I have a two-stage stochastic program as follows: \begin{align}\max&\quad f^\top y+\sum_{s}p_sc_s^\top x_s\\\text{s.t.}&\quad Ay=b\\&\quad W_sX_s+Ty \le h_s \quad \forall s \in S \\&\quad P_sx_s \le q_s \quad \forall s \in S \\&\quad x_s \ge 0\\&\quad y\in \{0,1\}&\quad\end{align} and I want to solve it with Lagrangian relaxation. I relaxed the constraints $$W_sX_s+Ty \le h_s \quad \forall s \in S,$$ and it is decomposed to a first-stage problem and $|S|$ sub-problems related to the second stage. I solved the problem but there is a huge gap between lower and upper bounds. I think I correctly applied the algorithm (Gurobi+Python), but I do not know why it happens.

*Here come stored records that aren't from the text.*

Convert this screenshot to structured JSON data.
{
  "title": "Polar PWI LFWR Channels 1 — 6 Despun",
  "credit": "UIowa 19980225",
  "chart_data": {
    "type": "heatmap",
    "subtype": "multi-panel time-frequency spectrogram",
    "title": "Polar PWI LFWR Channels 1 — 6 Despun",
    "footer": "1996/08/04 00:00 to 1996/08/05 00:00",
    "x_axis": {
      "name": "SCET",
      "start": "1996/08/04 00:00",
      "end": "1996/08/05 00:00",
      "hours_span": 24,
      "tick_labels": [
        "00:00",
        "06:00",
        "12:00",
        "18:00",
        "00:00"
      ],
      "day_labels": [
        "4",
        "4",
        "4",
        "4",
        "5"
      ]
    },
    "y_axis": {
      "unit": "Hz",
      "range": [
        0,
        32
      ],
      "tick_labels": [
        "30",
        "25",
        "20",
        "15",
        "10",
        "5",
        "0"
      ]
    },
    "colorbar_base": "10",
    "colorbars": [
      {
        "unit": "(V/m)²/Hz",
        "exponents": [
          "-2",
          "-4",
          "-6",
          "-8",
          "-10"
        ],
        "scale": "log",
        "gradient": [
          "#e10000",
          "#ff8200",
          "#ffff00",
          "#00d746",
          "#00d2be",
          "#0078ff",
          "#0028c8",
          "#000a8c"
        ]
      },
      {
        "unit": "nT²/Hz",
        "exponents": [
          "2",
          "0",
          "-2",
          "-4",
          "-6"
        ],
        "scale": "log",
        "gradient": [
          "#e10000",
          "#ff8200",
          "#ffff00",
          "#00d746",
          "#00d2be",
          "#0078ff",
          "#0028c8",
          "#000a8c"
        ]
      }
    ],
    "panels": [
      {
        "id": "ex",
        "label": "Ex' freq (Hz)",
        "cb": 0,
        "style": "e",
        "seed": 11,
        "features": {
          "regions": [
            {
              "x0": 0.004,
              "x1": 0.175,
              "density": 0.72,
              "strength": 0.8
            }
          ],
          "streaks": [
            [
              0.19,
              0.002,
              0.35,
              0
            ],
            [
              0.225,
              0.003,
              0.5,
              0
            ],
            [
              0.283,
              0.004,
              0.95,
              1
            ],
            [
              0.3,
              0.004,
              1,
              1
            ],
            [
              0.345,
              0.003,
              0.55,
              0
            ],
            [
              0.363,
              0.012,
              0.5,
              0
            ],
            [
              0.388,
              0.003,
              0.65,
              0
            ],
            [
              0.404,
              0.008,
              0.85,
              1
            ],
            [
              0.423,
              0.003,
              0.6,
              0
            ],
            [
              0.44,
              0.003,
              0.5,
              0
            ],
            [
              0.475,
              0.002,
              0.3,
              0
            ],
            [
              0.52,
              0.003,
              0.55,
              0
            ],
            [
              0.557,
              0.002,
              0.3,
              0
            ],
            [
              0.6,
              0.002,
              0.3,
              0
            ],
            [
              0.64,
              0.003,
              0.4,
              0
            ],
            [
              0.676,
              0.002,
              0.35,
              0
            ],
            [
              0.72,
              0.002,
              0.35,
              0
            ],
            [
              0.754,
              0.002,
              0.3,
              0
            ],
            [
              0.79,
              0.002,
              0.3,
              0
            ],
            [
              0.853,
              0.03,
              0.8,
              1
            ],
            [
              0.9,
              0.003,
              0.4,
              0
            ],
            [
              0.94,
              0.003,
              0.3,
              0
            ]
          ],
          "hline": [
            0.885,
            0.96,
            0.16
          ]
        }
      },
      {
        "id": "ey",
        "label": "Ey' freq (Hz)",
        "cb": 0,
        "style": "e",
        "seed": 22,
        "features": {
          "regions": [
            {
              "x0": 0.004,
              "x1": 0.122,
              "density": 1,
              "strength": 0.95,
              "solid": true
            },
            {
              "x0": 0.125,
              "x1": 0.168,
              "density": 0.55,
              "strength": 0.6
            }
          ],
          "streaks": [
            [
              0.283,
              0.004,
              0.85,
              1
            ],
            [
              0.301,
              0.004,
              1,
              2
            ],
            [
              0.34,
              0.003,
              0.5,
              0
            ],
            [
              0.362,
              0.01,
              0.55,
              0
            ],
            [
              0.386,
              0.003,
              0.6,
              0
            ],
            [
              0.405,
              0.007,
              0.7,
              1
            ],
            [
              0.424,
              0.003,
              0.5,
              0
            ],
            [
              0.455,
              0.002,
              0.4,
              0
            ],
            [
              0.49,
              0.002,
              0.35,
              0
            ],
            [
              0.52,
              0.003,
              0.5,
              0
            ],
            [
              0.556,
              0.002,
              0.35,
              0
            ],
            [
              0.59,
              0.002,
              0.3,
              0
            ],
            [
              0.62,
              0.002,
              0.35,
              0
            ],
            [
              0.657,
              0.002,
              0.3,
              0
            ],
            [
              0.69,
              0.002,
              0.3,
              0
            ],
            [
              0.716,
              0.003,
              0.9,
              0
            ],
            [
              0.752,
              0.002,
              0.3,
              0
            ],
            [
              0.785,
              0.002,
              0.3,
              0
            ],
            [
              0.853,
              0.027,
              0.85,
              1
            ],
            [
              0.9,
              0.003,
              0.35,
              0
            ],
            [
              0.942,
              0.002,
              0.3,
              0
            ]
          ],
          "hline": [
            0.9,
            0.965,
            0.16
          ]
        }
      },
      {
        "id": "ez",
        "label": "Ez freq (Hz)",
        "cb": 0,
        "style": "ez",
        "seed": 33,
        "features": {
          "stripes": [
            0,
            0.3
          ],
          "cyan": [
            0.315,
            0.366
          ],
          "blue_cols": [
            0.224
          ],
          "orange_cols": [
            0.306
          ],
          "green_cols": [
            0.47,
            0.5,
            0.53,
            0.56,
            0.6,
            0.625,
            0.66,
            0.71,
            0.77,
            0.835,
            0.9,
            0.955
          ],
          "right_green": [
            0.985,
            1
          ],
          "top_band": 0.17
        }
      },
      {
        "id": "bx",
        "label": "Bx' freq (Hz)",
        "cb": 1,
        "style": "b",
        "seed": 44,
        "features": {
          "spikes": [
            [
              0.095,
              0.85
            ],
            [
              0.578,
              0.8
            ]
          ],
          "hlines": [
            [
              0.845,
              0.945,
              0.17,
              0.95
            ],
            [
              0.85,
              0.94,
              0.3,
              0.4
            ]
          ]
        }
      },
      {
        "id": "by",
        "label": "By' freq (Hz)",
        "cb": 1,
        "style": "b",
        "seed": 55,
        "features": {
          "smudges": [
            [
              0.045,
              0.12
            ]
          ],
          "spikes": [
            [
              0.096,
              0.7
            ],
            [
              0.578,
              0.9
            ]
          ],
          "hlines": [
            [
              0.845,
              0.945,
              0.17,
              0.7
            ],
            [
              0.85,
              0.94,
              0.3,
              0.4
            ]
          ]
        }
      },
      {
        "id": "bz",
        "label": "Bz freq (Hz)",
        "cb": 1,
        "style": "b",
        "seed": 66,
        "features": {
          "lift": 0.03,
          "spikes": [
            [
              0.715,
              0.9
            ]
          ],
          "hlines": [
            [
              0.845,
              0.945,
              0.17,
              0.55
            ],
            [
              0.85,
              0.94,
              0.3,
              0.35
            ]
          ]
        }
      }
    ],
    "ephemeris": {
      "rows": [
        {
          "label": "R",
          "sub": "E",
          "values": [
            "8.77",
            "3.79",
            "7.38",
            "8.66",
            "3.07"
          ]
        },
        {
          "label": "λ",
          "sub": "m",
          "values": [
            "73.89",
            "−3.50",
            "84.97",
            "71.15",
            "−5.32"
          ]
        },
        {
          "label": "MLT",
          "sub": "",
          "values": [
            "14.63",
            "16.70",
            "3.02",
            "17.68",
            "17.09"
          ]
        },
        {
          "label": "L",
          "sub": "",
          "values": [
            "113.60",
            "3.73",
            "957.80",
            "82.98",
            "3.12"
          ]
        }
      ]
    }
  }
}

Also, I have used Benders decomposition to solve this problem and because the coupling constraints are related to capacity constraints and because these constraints are not active in the optimal solution, the dual variables corresponding to these constraints are mostly zero and in generated cuts, most $y$ variables have coefficients $0$ and it does not converge (or at least in a reasonable number of iterations).
I also used combinatorial Benders decomposition but it just excludes each solution and works like enumeration.
I would be thankful if someone has a similar experience and let me know what I can do.